2 minute read
tracking your health…accurately
Along with alterations in diet and increased exercise, many Americans have begun to rely on fitness trackers to monitor the status of their health. If you are one of these people, you are in good company.
According to the NPD Group’s Connected Intelligence Consumers and Wearables Report, one in 10 adults owns a fitness tracker. Of those persons wearing trackers, 36 percent are 35-54 years old and 41 percent have an average income of more than $100,000. Not surprisingly, more than 54 percent are women.
For those not familiar with fitness trackers, they are wearable devices that may track:
The number of steps you take in a given time period
Your heart rate 24 hours a day, seven days a week
2 or maximal oxygen uptake
Sleep patterns
Real time GPS coordinates
Running or walking pace and distance
Cycling pace and distance
Swimming distance and duration
Although these devices are handy to have, cardiologists want you to know that they are not medical devices.
How To Check Your Pulse
WRIST
Place two fingers between the bone and the tendon over your radial artery, which is located on the thumb side of your wrist.
THROAT
Place your index and third fingers on your neck to either side of your windpipe over your carotid arteries.
“Fitness trackers, no matter what kind they are, are not medical devices, they are simply fitness aids,” says Dr. Jigar Patel, a cardiologist with the Cardiovascular Institute of Central Florida. “I find them to be accurate, but they are simply aids to improve your health.”
Dr. Miguel Bryce, an electrophysiologist at Cardiovascular Associates of Lake County feels some people rely too heavily on their fitness-tracking device when monitoring their health, especially when it comes to heart rate and rhythm.
“I had a patient come in recently who said her heart rate was too high,” says Dr. Bryce. “She said her fitness tracker showed that her heart rate was 104 beats per minute. When I took her pulse, it was 65 beats per minute. I taught her how to take her pulse and let her know that fitness trackers are not always accurate. Another patient came in and told me that his heart was out of rhythm… that his heart rate was fluctuating from low to high. Same thing. His fitness tracker wasn’t providing an accurate reading.

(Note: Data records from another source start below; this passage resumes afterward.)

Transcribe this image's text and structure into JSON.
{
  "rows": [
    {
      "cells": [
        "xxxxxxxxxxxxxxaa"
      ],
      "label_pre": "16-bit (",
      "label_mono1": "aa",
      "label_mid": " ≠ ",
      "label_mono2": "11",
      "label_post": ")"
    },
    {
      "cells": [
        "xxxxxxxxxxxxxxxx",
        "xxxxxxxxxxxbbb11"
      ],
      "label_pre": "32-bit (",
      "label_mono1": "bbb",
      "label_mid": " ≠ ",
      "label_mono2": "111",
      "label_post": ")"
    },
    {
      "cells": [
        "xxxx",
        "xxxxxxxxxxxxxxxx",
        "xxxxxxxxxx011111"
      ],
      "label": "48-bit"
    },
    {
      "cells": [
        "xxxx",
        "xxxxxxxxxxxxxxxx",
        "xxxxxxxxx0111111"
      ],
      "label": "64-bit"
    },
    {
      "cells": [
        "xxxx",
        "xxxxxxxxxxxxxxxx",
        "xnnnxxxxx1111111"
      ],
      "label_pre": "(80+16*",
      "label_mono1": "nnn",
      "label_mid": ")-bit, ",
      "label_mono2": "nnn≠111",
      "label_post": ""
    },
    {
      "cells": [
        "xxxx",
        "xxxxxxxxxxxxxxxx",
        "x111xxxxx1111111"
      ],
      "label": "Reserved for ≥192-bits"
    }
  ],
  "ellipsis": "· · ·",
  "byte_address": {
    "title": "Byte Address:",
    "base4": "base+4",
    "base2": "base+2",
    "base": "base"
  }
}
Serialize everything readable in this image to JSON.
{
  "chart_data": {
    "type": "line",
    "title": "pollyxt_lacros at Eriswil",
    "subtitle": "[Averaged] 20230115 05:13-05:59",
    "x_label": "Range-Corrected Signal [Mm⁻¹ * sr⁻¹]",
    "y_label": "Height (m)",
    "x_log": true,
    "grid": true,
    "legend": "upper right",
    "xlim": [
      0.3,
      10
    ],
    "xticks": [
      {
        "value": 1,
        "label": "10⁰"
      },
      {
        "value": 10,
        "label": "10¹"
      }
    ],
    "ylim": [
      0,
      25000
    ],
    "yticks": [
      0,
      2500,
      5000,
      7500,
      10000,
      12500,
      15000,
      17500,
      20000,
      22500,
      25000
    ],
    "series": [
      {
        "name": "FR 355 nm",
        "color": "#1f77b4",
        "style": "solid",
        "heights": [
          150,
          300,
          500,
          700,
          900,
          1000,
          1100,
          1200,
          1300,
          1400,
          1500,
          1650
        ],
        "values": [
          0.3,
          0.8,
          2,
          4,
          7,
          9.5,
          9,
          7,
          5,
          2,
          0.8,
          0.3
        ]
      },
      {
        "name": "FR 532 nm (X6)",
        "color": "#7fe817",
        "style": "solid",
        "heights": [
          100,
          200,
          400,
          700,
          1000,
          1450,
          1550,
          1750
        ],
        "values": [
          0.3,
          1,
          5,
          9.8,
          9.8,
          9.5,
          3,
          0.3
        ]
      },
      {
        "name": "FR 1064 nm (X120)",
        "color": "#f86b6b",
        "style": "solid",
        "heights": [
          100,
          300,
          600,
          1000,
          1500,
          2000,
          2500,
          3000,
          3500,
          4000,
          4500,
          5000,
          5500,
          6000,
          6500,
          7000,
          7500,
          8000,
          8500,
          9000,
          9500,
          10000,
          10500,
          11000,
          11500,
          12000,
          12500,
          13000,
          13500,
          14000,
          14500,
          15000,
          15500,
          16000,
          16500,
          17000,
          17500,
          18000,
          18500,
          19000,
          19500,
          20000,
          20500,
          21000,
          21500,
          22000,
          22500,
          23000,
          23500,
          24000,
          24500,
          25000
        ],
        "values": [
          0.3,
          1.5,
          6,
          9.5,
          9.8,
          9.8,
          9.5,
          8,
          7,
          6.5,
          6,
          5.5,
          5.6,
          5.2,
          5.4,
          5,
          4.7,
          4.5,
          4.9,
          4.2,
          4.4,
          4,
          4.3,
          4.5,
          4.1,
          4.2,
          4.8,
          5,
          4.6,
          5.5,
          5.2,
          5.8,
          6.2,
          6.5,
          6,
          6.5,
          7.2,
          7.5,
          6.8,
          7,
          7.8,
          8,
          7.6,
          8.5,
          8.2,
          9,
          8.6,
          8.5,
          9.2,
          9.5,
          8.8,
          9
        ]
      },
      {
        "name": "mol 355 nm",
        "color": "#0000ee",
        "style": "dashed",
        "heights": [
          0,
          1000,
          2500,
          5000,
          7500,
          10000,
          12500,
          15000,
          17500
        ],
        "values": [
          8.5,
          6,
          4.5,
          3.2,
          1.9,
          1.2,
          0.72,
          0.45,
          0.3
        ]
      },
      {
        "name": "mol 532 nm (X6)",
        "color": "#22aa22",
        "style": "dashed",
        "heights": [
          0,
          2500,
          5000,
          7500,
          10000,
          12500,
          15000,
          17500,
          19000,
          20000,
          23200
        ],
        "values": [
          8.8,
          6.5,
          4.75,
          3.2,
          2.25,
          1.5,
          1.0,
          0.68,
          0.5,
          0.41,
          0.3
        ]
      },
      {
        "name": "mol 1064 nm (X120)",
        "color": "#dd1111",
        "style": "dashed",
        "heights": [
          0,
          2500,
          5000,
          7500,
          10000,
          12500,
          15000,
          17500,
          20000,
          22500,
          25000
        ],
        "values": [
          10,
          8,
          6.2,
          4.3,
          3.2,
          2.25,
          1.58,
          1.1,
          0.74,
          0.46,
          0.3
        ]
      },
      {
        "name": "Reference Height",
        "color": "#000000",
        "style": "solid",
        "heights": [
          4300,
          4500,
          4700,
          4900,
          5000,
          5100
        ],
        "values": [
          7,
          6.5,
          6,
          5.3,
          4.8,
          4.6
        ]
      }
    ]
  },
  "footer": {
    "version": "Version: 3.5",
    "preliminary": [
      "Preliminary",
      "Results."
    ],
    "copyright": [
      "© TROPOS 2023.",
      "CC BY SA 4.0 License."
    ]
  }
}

Once he learned how to take his pulse, he found out that his heart rate and rhythm were just fine.”
Both physicians say that fitness trackers usually provide accurate information but cannot be relied upon to provide completely accurate information at all times.
“This is why it’s important for people to be able to monitor their own pulse rate,” says Dr. Patel. “It’s very simple to take your pulse in your wrist, and it can be taken in your neck also. However, if your fitness tracker leads you to suspect there may be a problem with your heart rate or rhythm, it’s always a good idea to schedule a visit with your cardiologist just to make sure that all is well.”
When you feel your pulse, count the number of times your heart beats in one minute (or count for 10 seconds and multiply by 6). According to the American Heart Association, a normal heart rate should be between 60 and 100 beats per minute.
Dr. Bryce says that with more people relying on tracking devices to monitor their health, a simple thing such as learning to take your pulse can spare you the cost of an o ce visit.
“These devices definitely help when it comes to getting people up and moving, but you have to use common sense when you get an unusual reading,” he says. “This is why your cardiologist always takes the time to listen to your heartbeat; machines can make mistakes, but listening to your heart or taking your pulse will always give you an accurate heartrate.”